Once in a while, what I call a past life memory comes to my awareness. Either in a dream, in a meditation, or in a deep conversation with spirit. Instead of trying to identify the lesson, I simply witness the memory. That is enough. There is only this moment so my job right now is to simply be present with the memory and to any experiences and feelings within myself. What I have noticed is that they are often tied to memories in this lifetime, reflecting an energetic pattern that has carried into this life. Once I bear witness to them and invite them to move freely inside my body, I heal, I find more peace. But I don’t need to work at it, I don’t need to find the reason, or figure anything out.

We don’t need more reasons to be tough on ourselves or to keep ourselves smaller than we truly are. Society and culture give us plenty of opportunities for that and we tend to shrink and compromise without much convincing. Spiritual concepts can do the same if they separate us from that divine intelligence that we are.

We are so much more magnificent than we know, but it’s up to us to know this truth within ourselves.
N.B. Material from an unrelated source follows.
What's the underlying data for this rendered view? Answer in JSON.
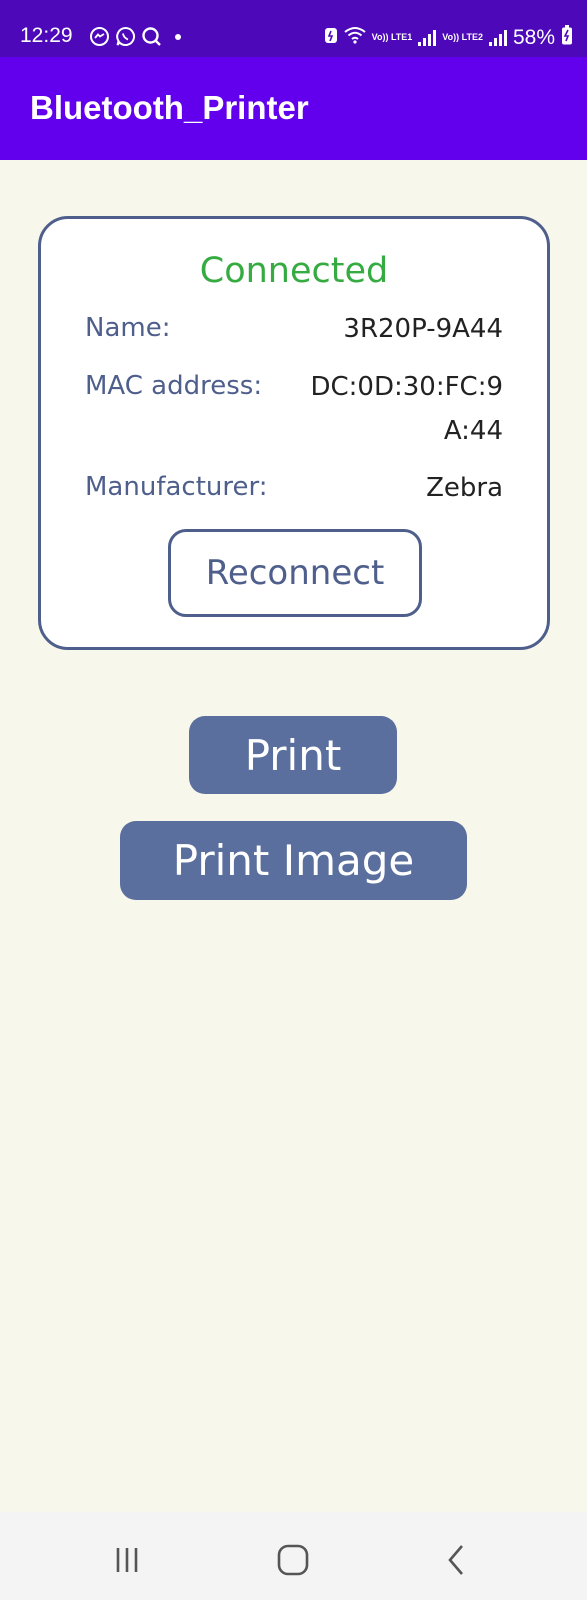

Once in a while we get glimpses, tastes, and hints of this magnificence. Our job is to lean into that knowing, feel it, and engage it – especially on those days when the world doesn’t mirror it back to us and it feels like we are alone in what we know. Discovering who you truly are is the spiritual path. And when you find yourself, never compromise. Make it a priority. That deep inner knowing will invite your true essence to express and manifest through your being. And when it does, you know you have come home, right here, right now.